Hi,
I am using Texas instrument MSC1210 microcontroller (with a clock frequency of 3.6864MHz). This controller has a 24 bit sigma delta ADC unit. I am trying to convert the raw ADC values from it into corresponding volts (or mvolts) signals but unable to do so successfully.
My code specifications are,
1) I am using Keil micro compiler version 4.02 and using C language for programming, with follwoing register configurations - ADMUX = 0x08; // Differential input from channels AIN0(channel 0) and AINCOM (channel 8)
- ADCON0=0x38; //internal voltage source on at 2.5 v, buffer on,PGA 1
- ADCON1=0x00; // bipolar, auto filter, no calibration
- DECIMATION=0x120; // corresponds to 200 samples/second
ACLK = 00; // corresponds to 200 samples/second
From theory, the below menitoned formual should give the correct ADC to signal (volts) conversion,
signal (volts) = ((Raw ADC Value)/ (2^24)) * 2.5V
But in practice the above formula is not giving me the right volts output and is giving a very small value.

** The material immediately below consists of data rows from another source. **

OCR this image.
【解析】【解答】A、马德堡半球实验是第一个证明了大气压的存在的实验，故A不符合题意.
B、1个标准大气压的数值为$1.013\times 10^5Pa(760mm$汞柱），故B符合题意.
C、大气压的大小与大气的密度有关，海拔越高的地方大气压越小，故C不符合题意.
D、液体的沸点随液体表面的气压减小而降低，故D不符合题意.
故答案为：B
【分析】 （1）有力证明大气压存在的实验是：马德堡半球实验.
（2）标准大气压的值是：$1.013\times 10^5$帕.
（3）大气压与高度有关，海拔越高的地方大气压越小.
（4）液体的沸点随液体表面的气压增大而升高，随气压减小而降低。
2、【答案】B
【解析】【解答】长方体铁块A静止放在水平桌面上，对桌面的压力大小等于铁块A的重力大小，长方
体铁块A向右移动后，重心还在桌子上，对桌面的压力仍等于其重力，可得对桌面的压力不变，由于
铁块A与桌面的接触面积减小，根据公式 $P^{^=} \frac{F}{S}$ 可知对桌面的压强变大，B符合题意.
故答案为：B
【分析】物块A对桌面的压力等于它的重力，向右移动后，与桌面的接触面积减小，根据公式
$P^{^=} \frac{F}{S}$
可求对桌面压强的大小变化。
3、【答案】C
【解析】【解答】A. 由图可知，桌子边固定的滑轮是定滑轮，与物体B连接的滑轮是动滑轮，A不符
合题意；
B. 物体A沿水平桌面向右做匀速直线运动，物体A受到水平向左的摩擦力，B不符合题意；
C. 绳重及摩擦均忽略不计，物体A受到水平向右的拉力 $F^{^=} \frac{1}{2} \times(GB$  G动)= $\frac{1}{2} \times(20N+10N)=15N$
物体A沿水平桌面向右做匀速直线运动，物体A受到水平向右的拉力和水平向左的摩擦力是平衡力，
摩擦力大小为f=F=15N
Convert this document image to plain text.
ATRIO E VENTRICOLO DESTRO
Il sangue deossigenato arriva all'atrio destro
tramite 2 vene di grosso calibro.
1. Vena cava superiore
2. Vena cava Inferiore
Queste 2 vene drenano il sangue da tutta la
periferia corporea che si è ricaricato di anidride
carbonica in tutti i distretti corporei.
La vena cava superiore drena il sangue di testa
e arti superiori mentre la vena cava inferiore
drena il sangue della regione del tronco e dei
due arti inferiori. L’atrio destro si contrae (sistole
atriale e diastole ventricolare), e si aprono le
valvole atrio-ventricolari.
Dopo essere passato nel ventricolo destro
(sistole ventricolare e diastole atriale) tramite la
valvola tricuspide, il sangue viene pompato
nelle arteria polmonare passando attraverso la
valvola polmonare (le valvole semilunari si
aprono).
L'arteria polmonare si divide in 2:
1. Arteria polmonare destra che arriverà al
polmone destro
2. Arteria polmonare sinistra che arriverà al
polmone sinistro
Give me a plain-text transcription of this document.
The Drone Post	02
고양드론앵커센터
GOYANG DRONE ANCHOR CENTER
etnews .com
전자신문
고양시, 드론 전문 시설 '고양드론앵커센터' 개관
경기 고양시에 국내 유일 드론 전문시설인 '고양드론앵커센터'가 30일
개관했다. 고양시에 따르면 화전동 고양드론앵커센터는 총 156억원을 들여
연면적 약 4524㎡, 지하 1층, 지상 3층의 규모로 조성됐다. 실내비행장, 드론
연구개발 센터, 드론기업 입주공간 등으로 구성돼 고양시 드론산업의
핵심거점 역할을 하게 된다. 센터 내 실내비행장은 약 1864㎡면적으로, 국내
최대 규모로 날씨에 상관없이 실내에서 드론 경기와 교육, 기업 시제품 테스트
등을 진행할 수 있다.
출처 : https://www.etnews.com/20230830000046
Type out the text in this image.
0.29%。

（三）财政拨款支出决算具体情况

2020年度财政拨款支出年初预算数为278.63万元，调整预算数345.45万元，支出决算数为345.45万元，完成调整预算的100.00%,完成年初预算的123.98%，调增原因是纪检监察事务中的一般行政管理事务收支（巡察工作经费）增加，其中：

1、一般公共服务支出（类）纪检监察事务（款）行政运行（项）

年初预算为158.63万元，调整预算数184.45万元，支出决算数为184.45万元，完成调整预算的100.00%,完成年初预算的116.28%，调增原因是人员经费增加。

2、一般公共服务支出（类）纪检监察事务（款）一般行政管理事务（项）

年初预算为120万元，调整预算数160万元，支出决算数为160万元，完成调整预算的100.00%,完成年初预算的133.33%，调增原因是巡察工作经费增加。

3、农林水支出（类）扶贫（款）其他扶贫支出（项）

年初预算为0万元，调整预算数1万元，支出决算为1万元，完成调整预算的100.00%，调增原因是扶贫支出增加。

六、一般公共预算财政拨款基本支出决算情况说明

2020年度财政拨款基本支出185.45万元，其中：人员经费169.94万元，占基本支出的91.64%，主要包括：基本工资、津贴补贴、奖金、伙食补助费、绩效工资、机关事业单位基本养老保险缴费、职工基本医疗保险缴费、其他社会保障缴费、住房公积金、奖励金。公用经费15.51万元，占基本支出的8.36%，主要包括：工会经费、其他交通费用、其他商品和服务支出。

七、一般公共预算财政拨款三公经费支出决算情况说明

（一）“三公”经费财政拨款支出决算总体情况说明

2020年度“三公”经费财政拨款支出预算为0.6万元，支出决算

While on the other hand I am using the data sheet formual to convert ADC to volts, as follows (from application note for ADC (SBAA097B page 13) of MSC1210, bits to volts conversion)
volts = ((N * Vref)/(GC*0.75*DEC^3*BG)) * RawADC + (Vref/(0.75*DEC^3*BG)) * Offset
OR
volt = K1 * RawADC + K2 * Offset................(1)
(N*Vref)/(GC*0.75*DEC^3*BG) = k1
(Vref/(0.75*DEC^3*BG)) = K2
Where (from the same application note)
N = 2^22 (for bipolar case and N = 2^21 for unipolar case)
Vref = 2.5 volts (reference voltage)
GC = 3143213 (gain calibration)
DEC = 288 (decimation for Vs located in Decimation = ADCON2:ADCON3 registers)
BG = 2^-2 (bit shift gain)
Offset = Offset Calibration (OC) register value = 13 (almost the same value of 13 comes up everytime during program execcution).
This evaluates the values of constant K1 and K2 as,
K1 = 0.0000007448132019 K2 = 0.0000005581632945
Hence equation (1) becomes,
volt = 0.0000007448132019 * RawADC + (0.0000005581632945 * 13) volt = 0.0000007448132019 * RawADC + 0.00007256122................(2)
If I use (2) in my calculation, the rms values of an AC signal is calculated very accurately always. But by right, ADC show give the PEAK (or instantaneous) values of the AC signal not the RMS values.And the ADC values never reaches to reflect the peak value of the AC signal, rather stay near the rms value of the signal.
**************** I have used both ways for ADC conversion but still not able to get the values.Please highlight if there is any thing incorrect I am doing in my calculations and/or registers configurations.
Asad
So - you use Excel for converting from raw ADC values into a voltage. So what is your problem then?
The ADC has a conversion formula A*x + B.
Your simpler formula assumes the gain is 1, when you figure out A. The second formula says the gain isn't 1.
Your simpler formula assumes the offset is zero. The second formula takes into account the offset.
Have you looked into the values used in the second formula? Where do they come from? What does the datasheet say about them? What is the gain in the ADC? And what is the "gain" resulting from the filtering logic outside/inside the ADC?
About filtering? No - I think _you_ should spend some time pondering what happens if you send a signal through a filter, and then let the ADC sample the filtered result.
Do you expect to get the same values as if you sampled an unfiltered signal?
Don't you think the bandwidth represented by the filter will affect if your ADC can read peak values or RMS values or something in between? Exactly what does a filter do? What happens if you send a signal through a high-passs filter? What happens if you send a signal through a low-pass filter?
@ Per Westermark
Also I am able to see a difference in - passing a signal through a filter and passing a signal without a filter.
As I mentioned before that we are using an external filter (R=10k and C=0.1uF) just before the point of taking samples, so for this external filter I calculated the GAIN of the filter which appears to be 0.93, which means that there is a 0.07% signal loss when a sigal passes throgh this external filter. This loss also partially contribute to not able to reach / read the PEAK value of the AC signal.
0.97 does not represent a dampening of 0.07% - it represents 7%.
Sorry, my bad. Yes 0.93 gain of the filter represent the dampening of signal by 7%.